I decided that I'll push through a little further with this one. Must admit that Simon never really grew on me, he was too disturbing a boy though I could understand where he was coming from a little bit as he dealt with his mother remarrying another man. Maybe as I was once a little girl I don't really know what its like to be in a little boy's head, but it was a bit of a freaky place.

The scarecrows only appear a significant way through the book. Now they were supposed to be spooky and they were. For the longest time I thought they were a psychological manifestation of Simon's disturbed mind, a metaphor for his feelings towards Joe. And they kind of were. But they were also the angry spirits of three dead people that used to live at the mill, haunted by their own demons and ready to lash out at everyone else. Kind of like the stone angels in Dr. Who, you never see them move but the moment you turn your back on them, they've crept just a little bit closer...

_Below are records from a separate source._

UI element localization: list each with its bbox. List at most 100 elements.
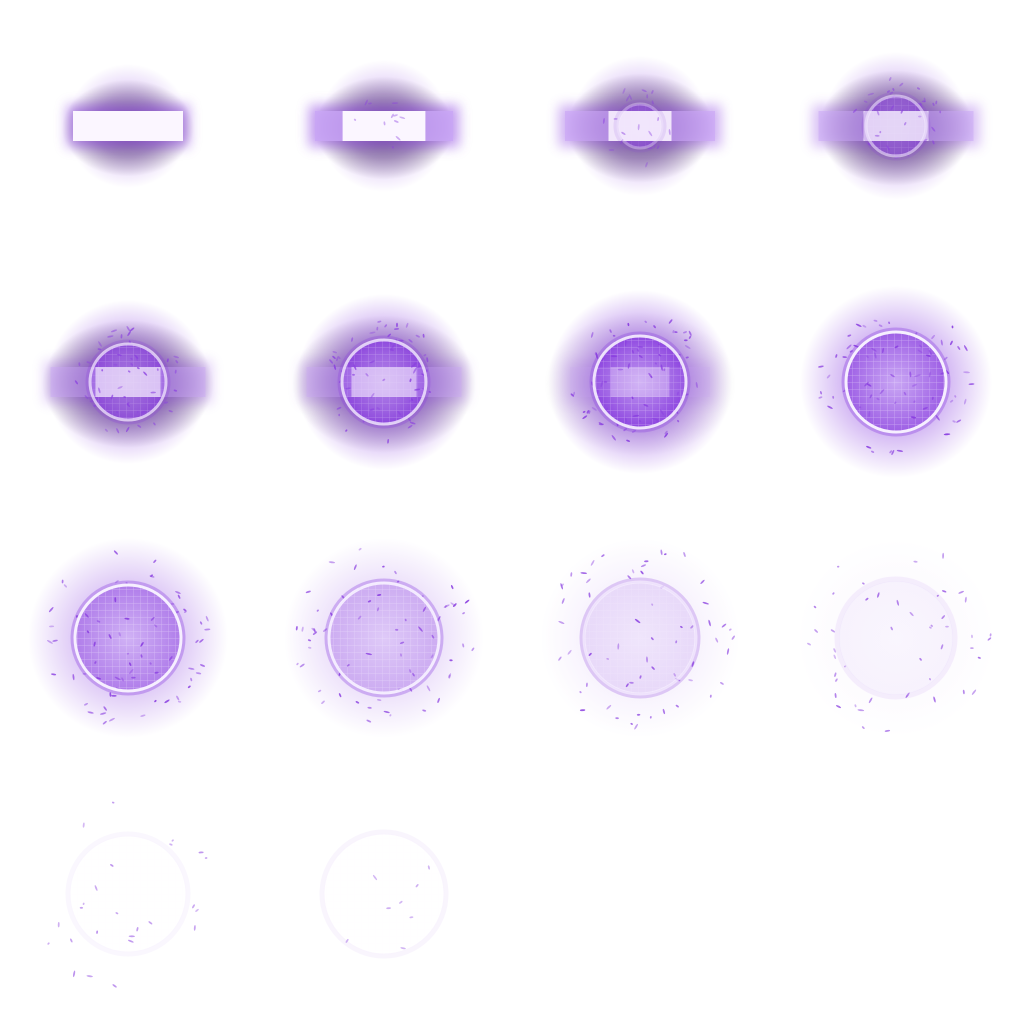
particle — [929, 626, 932, 629]
particle — [879, 389, 885, 395]
beam-core — [610, 367, 670, 397]
particle — [376, 607, 380, 612]
particle — [573, 391, 576, 396]
particle — [112, 984, 117, 988]
particle — [928, 349, 932, 355]
frame-graphic — [284, 538, 484, 738]
particle — [931, 396, 934, 400]
particle — [603, 380, 608, 383]
particle — [52, 639, 58, 642]
particle — [909, 611, 914, 617]
particle — [129, 327, 135, 332]
particle — [183, 608, 187, 612]
particle — [93, 404, 96, 407]
particle — [462, 643, 465, 648]
particle — [560, 583, 564, 590]
particle — [846, 344, 852, 350]
particle — [134, 354, 139, 359]
particle — [414, 388, 421, 391]
particle — [195, 672, 202, 675]
particle-cloud — [807, 552, 992, 732]
frame-graphic — [309, 60, 459, 192]
particle — [422, 709, 427, 712]
particle — [588, 592, 591, 598]
particle — [462, 612, 466, 615]
particle-cloud — [558, 549, 735, 730]
particle — [647, 147, 653, 149]
energy-ring — [837, 579, 955, 697]
particle — [950, 340, 953, 346]
particle — [826, 374, 831, 379]
particle — [658, 353, 662, 357]
sprite-frame — [768, 0, 1024, 256]
particle — [835, 678, 838, 682]
particle — [874, 134, 880, 137]
sprite-frame — [256, 0, 512, 256]
particle — [376, 326, 379, 331]
particle — [585, 682, 588, 687]
particle — [682, 331, 688, 334]
particle — [596, 389, 599, 394]
particle — [688, 330, 692, 336]
particle — [580, 572, 588, 575]
particle — [570, 393, 575, 397]
particle — [861, 726, 865, 729]
particle — [945, 625, 949, 628]
particle — [127, 370, 131, 373]
ring-glow — [613, 99, 667, 153]
particle — [204, 857, 208, 859]
particle — [169, 843, 173, 846]
particle — [833, 654, 837, 660]
particle — [931, 126, 936, 132]
particle — [336, 357, 339, 362]
particle — [649, 105, 653, 109]
ring-grid — [584, 582, 696, 694]
particle — [61, 579, 64, 584]
energy-ring — [88, 342, 168, 422]
particle — [942, 552, 945, 559]
particle — [919, 344, 923, 348]
particle — [369, 360, 376, 364]
particle — [853, 344, 860, 348]
particle — [683, 551, 686, 558]
particle — [611, 435, 616, 441]
particle — [407, 425, 413, 429]
particle — [612, 334, 616, 337]
particle — [888, 321, 891, 325]
particle — [602, 117, 605, 124]
particle — [316, 609, 319, 612]
particle — [820, 390, 822, 395]
particle — [127, 331, 131, 337]
ring-glow — [337, 335, 431, 429]
particle — [107, 335, 114, 338]
particle — [140, 642, 144, 647]
sprite-frame — [768, 256, 1024, 512]
particle — [57, 922, 60, 928]
sprite-frame — [768, 512, 1024, 768]
particle — [46, 640, 53, 644]
particle — [321, 700, 325, 704]
particle — [672, 329, 675, 334]
particle — [130, 363, 134, 366]
particle — [832, 592, 835, 595]
particle — [173, 355, 180, 359]
particle — [391, 344, 395, 350]
particle — [950, 399, 954, 403]
particle — [843, 665, 847, 668]
particle — [957, 346, 961, 350]
particle — [117, 353, 122, 357]
ring-glow — [319, 829, 449, 959]
particle — [664, 432, 669, 438]
particle — [393, 328, 400, 330]
beam-glow — [564, 361, 716, 403]
particle — [590, 331, 594, 338]
particle — [416, 365, 422, 369]
ring-glow — [841, 327, 951, 437]
particle — [968, 383, 975, 386]
particle — [188, 667, 195, 670]
particle — [899, 82, 904, 87]
particle — [397, 580, 400, 583]
particle — [397, 410, 401, 416]
particle — [631, 569, 635, 574]
particle-cloud — [602, 87, 671, 168]
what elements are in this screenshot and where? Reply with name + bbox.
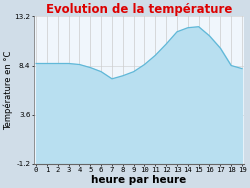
Y-axis label: Température en °C: Température en °C [4,50,13,130]
X-axis label: heure par heure: heure par heure [92,174,187,185]
Title: Evolution de la température: Evolution de la température [46,3,232,17]
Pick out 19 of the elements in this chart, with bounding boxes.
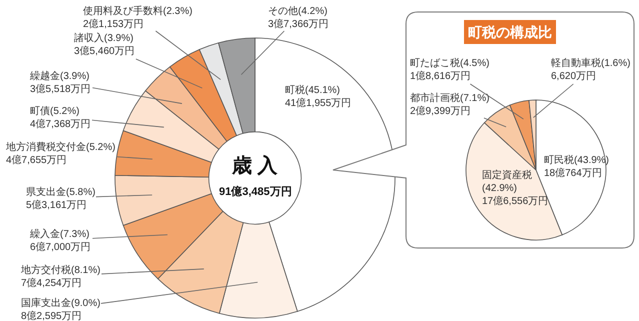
slice-label: その他(4.2%) 3億7,366万円 [268,5,329,30]
slice-label: 地方交付税(8.1%) 7億4,254万円 [20,264,100,289]
slice-label: 固定資産税 [482,169,532,181]
slice-label: 国庫支出金(9.0%) 8億2,595万円 [21,297,100,321]
slice-label: 県支出金(5.8%) 5億3,161万円 [26,186,96,211]
data-label: (42.9%) 17億6,556万円 [482,183,548,207]
slice-label: 町債(5.2%) 4億7,368万円 [30,105,91,130]
chart-title: 町税の構成比 [468,24,552,40]
slice-label: 町税(45.1%) 41億1,955万円 [285,84,352,109]
slice-label: 都市計画税(7.1%) 2億9,399万円 [410,92,490,117]
slice-label: 軽自動車税(1.6%) 6,620万円 [551,57,630,82]
slice-label: 繰入金(7.3%) 6億7,000万円 [29,228,91,253]
slice-label: 地方消費税交付金(5.2%) 4億7,655万円 [5,141,116,166]
text: 91億3,485万円 [219,185,292,198]
text: 歳 入 [231,154,279,177]
slice-label: 町たばこ税(4.5%) 1億8,616万円 [410,57,490,82]
slice-label: 繰越金(3.9%) 3億5,518万円 [29,70,91,95]
slice-label: 諸収入(3.9%) 3億5,460万円 [74,32,135,57]
slice-label: 使用料及び手数料(2.3%) 2億1,153万円 [83,5,192,30]
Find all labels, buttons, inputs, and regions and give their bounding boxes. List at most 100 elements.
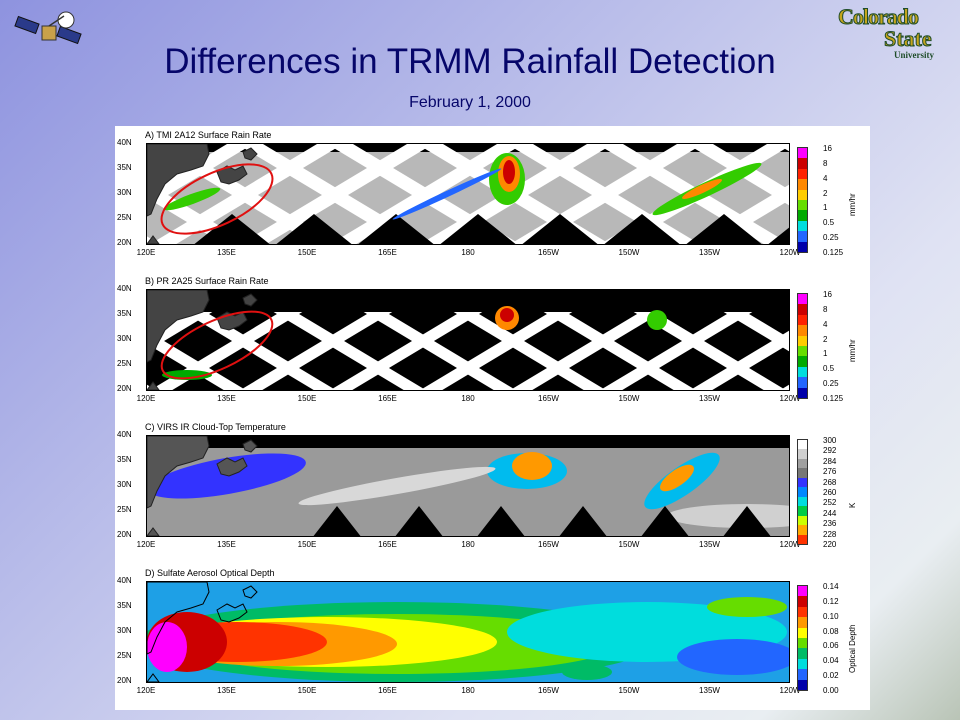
lon-label: 150E bbox=[297, 394, 317, 403]
colorbar-tick: 0.25 bbox=[823, 233, 839, 243]
colorbar-tick: 300 bbox=[823, 436, 837, 445]
lat-label: 25N bbox=[117, 505, 132, 514]
map-panel-2: B) PR 2A25 Surface Rain Rate 40N 35N 30N 25N… bbox=[115, 276, 870, 420]
lon-label: 165E bbox=[378, 248, 397, 257]
lon-label: 165W bbox=[538, 540, 559, 549]
lon-label: 135E bbox=[217, 248, 236, 257]
colorbar-tick: 4 bbox=[823, 173, 828, 183]
lat-label: 25N bbox=[117, 359, 132, 368]
lon-label: 135E bbox=[217, 394, 236, 403]
lon-label: 165W bbox=[538, 394, 559, 403]
colorbar-tick: 292 bbox=[823, 446, 837, 456]
colorbar-tick: 8 bbox=[823, 304, 828, 314]
lon-label: 150W bbox=[618, 540, 640, 549]
lon-label: 165W bbox=[538, 686, 559, 695]
lon-label: 180 bbox=[461, 686, 475, 695]
lon-label: 180 bbox=[461, 394, 475, 403]
colorbar bbox=[797, 439, 808, 545]
lat-label: 40N bbox=[117, 576, 132, 585]
lon-label: 120E bbox=[136, 394, 156, 403]
lon-label: 150E bbox=[297, 540, 317, 549]
lon-label: 180 bbox=[461, 248, 475, 257]
lon-label: 120E bbox=[136, 686, 156, 695]
colorbar-tick: 0.125 bbox=[823, 248, 844, 257]
lon-label: 135W bbox=[699, 248, 720, 257]
colorbar-tick: 268 bbox=[823, 477, 837, 487]
lat-label: 25N bbox=[117, 213, 132, 222]
colorbar-tick: 244 bbox=[823, 508, 837, 518]
map-area bbox=[146, 435, 790, 537]
colorbar-unit: mm/hr bbox=[848, 339, 857, 362]
lon-label: 135E bbox=[217, 540, 236, 549]
map-panel-4: D) Sulfate Aerosol Optical Depth 40N 35N 30… bbox=[115, 568, 870, 712]
colorbar-tick: 0.25 bbox=[823, 379, 839, 389]
lon-label: 150W bbox=[618, 686, 640, 695]
lon-label: 135E bbox=[217, 686, 236, 695]
lon-label: 180 bbox=[461, 540, 475, 549]
lat-label: 35N bbox=[117, 601, 132, 610]
colorbar-tick: 252 bbox=[823, 498, 837, 508]
lon-label: 165E bbox=[378, 686, 397, 695]
colorbar bbox=[797, 585, 808, 691]
map-area bbox=[146, 289, 790, 391]
panel-title: D) Sulfate Aerosol Optical Depth bbox=[145, 568, 275, 578]
figure: A) TMI 2A12 Surface Rain Rate 40N 35N 30N 25… bbox=[115, 126, 870, 710]
lon-label: 120W bbox=[779, 686, 801, 695]
satellite-icon bbox=[14, 8, 84, 58]
map-area bbox=[146, 143, 790, 245]
colorbar-tick: 0.12 bbox=[823, 596, 839, 606]
panel-title: C) VIRS IR Cloud-Top Temperature bbox=[145, 422, 286, 432]
lon-label: 165E bbox=[378, 394, 397, 403]
colorbar-tick: 2 bbox=[823, 334, 828, 344]
lon-label: 135W bbox=[699, 394, 720, 403]
colorbar bbox=[797, 147, 808, 253]
lat-label: 35N bbox=[117, 309, 132, 318]
lat-label: 35N bbox=[117, 163, 132, 172]
colorbar-tick: 228 bbox=[823, 529, 837, 539]
colorbar-tick: 2 bbox=[823, 188, 828, 198]
colorbar-tick: 236 bbox=[823, 519, 837, 529]
colorbar-tick: 276 bbox=[823, 467, 837, 477]
colorbar-tick: 220 bbox=[823, 540, 837, 549]
colorbar-tick: 284 bbox=[823, 456, 837, 466]
lat-label: 40N bbox=[117, 284, 132, 293]
lon-label: 135W bbox=[699, 686, 720, 695]
lat-label: 20N bbox=[117, 676, 132, 685]
lat-label: 30N bbox=[117, 480, 132, 489]
colorbar-tick: 260 bbox=[823, 488, 837, 497]
lon-label: 120W bbox=[779, 248, 801, 257]
lon-label: 135W bbox=[699, 540, 720, 549]
map-area bbox=[146, 581, 790, 683]
lon-label: 165E bbox=[378, 540, 397, 549]
lon-label: 150E bbox=[297, 686, 317, 695]
lat-label: 20N bbox=[117, 530, 132, 539]
panel-title: A) TMI 2A12 Surface Rain Rate bbox=[145, 130, 272, 140]
lat-label: 30N bbox=[117, 188, 132, 197]
lat-label: 40N bbox=[117, 138, 132, 147]
colorbar-tick: 0.10 bbox=[823, 611, 839, 621]
colorbar-tick: 0.02 bbox=[823, 671, 839, 681]
colorbar-tick: 16 bbox=[823, 290, 832, 299]
colorbar-tick: 0.08 bbox=[823, 626, 839, 636]
colorbar-tick: 4 bbox=[823, 319, 828, 329]
lat-label: 30N bbox=[117, 334, 132, 343]
lat-label: 40N bbox=[117, 430, 132, 439]
panel-title: B) PR 2A25 Surface Rain Rate bbox=[145, 276, 269, 286]
colorbar-tick: 8 bbox=[823, 158, 828, 168]
lon-label: 150W bbox=[618, 394, 640, 403]
colorbar-unit: mm/hr bbox=[848, 193, 857, 216]
colorbar-tick: 1 bbox=[823, 349, 828, 359]
page-title: Differences in TRMM Rainfall Detection bbox=[164, 42, 776, 81]
lat-label: 25N bbox=[117, 651, 132, 660]
lon-label: 120W bbox=[779, 394, 801, 403]
page-subtitle: February 1, 2000 bbox=[409, 94, 531, 111]
colorbar bbox=[797, 293, 808, 399]
lon-label: 120E bbox=[136, 540, 156, 549]
colorbar-tick: 0.14 bbox=[823, 582, 839, 591]
colorbar-tick: 1 bbox=[823, 203, 828, 213]
lon-label: 150E bbox=[297, 248, 317, 257]
map-panel-3: C) VIRS IR Cloud-Top Temperature 40N 35N 30… bbox=[115, 422, 870, 566]
lon-label: 150W bbox=[618, 248, 640, 257]
lat-label: 20N bbox=[117, 384, 132, 393]
colorbar-unit: Optical Depth bbox=[848, 624, 857, 673]
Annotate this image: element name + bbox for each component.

In the end probably the only person I didn't hate or was freaked out by was Joe. Defintely not for younger readers, and not really in the genre of books I usually read (I get too scared by scary books, but my sister was going to give this one away so thought I'd read it before it left the house), I guess in the end it was ok, but definitely not one I'd read again. But I know there's a whole genre of scary books for young readers, things like Goosebumps or A Darker Magic, so fans of those would probably enjoy this one.